INDIANAPOLIS | Indiana casinos cannot kick out or ban card counters from their blackjack tables, the Indiana Court of Appeals ruled Friday.
Thomas P. Donovan sued Grand Victoria Casino in Rising Sun after he was banned from the casino in 2006 for counting cards while playing blackjack.
Card counters keep track in their minds of the cards already used in the game and adjust their betting accordingly depending on what cards remain to be dealt.
While the casino admitted counting cards is not illegal, it claimed a privately owned entity can exclude a patron for any reason or none at all, so long as it doesn't violate civil rights laws.
Casinos around the country routinely toss out card counters.
The court said the exclusion rule still applies to nearly every privately owned business, but the role of state regulation in casino operations make casinos different.
Donovan pointed to an Indiana law that says gambling was legalized to "benefit the people of Indiana by promoting tourism and assisting economic development."
The court agreed with Donovan's claim that excluding patrons from casinos for skillful play doesn't promote tourism or economic development.
"Indiana has implemented a comprehensive scheme for regulating riverboat gambling and thus has partially abrogated the common law right of exclusion," Judge L. Mark Bailey wrote in the 3-0 decision.
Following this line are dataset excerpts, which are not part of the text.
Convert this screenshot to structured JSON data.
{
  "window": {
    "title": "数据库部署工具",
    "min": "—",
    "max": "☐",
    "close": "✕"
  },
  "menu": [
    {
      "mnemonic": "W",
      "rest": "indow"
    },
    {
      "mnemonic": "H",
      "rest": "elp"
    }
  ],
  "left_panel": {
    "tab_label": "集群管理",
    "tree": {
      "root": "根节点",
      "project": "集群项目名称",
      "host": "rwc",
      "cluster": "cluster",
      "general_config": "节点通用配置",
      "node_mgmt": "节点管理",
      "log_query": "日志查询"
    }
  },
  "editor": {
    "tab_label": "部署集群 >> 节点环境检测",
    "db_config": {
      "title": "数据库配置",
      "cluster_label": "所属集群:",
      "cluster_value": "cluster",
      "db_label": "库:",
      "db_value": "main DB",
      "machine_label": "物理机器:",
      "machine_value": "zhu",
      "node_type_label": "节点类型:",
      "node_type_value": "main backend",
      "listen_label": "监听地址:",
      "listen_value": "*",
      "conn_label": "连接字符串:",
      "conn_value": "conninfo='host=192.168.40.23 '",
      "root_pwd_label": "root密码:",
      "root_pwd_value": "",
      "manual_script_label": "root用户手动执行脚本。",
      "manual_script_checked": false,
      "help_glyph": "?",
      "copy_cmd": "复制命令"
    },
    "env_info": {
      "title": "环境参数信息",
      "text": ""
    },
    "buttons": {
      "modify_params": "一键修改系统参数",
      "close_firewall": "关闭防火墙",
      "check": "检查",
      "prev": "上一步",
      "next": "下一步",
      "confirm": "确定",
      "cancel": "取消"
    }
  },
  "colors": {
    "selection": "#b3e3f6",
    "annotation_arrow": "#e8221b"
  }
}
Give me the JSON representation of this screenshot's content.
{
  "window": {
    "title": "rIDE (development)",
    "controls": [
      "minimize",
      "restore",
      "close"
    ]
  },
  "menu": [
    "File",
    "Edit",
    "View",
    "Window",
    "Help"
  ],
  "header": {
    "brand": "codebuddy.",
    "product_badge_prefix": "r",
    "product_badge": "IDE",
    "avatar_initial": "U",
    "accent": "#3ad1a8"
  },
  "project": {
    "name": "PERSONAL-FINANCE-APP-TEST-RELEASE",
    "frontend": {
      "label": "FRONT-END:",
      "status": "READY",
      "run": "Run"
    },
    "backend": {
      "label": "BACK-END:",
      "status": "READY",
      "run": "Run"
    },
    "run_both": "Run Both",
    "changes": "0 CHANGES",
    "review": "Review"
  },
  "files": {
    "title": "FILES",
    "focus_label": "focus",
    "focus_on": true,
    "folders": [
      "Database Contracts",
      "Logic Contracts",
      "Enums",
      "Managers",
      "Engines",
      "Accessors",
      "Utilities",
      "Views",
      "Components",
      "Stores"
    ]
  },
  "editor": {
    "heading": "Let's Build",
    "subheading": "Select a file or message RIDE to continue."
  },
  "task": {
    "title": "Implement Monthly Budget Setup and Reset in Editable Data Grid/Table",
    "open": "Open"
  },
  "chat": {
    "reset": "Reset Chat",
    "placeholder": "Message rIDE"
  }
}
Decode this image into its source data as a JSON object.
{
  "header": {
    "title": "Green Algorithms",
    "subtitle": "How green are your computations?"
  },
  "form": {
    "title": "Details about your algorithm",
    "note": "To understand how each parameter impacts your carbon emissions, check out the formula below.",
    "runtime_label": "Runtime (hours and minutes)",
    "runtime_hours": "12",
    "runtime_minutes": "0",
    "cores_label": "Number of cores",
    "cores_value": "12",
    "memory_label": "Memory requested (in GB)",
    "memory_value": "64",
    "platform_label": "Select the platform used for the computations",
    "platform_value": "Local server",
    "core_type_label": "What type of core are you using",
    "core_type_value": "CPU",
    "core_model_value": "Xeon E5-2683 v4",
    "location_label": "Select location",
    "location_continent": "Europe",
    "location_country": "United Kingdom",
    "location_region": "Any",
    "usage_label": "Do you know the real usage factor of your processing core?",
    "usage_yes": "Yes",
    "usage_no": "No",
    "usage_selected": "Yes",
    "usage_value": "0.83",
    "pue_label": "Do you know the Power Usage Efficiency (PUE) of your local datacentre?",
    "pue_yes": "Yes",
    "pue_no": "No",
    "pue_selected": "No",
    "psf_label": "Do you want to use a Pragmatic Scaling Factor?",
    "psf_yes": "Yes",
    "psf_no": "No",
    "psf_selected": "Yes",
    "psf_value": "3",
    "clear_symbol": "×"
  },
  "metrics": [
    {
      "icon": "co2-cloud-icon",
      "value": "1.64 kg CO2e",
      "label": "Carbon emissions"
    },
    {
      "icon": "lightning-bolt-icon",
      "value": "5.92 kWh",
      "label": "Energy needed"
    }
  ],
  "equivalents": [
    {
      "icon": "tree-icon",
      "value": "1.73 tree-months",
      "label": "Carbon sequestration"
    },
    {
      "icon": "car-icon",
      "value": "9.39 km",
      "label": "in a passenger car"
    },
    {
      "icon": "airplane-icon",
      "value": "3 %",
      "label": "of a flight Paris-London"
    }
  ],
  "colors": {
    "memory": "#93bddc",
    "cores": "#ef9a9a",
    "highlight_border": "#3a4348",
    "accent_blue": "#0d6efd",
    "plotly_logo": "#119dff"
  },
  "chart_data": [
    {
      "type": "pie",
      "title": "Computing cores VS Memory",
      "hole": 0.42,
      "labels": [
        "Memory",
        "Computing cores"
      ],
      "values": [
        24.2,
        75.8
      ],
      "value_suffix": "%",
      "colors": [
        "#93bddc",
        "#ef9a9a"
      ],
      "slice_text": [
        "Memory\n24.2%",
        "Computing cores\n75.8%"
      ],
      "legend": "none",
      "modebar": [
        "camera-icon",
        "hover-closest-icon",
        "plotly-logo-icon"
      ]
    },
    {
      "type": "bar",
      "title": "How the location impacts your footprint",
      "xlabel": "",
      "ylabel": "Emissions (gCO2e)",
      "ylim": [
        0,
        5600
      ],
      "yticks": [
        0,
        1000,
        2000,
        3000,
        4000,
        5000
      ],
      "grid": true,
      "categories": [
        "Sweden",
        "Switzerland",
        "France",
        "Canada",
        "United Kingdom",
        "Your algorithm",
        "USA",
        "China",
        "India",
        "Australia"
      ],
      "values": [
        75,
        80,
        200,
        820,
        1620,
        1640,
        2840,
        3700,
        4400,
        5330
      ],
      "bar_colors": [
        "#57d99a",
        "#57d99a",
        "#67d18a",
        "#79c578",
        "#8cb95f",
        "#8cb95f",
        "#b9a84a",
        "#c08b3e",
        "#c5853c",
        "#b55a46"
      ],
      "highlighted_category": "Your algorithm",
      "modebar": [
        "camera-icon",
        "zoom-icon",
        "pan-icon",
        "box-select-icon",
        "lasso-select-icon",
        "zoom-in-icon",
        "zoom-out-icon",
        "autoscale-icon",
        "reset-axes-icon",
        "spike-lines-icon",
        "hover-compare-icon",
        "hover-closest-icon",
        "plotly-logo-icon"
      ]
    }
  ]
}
Grand Victoria could have sought permission from the Indiana Gaming Commission for a rule prohibiting card counting, but it did not, the court said.
That means, since "no law, regulation or duly promulgated rule advised Donovan that the skill of card counting was prohibited," Donovan cannot be kept out of the casino, the court said.
Ernest Yelton, executive director of the state gaming commission, said Friday it was too soon to determine what the long-term consequences of this decision might be.
The appeals court suggested Hoosier casinos could ask the gaming commission to approve a rule specifically banning card counting.
The appellate decision also could still be transferred to the Indiana Supreme Court.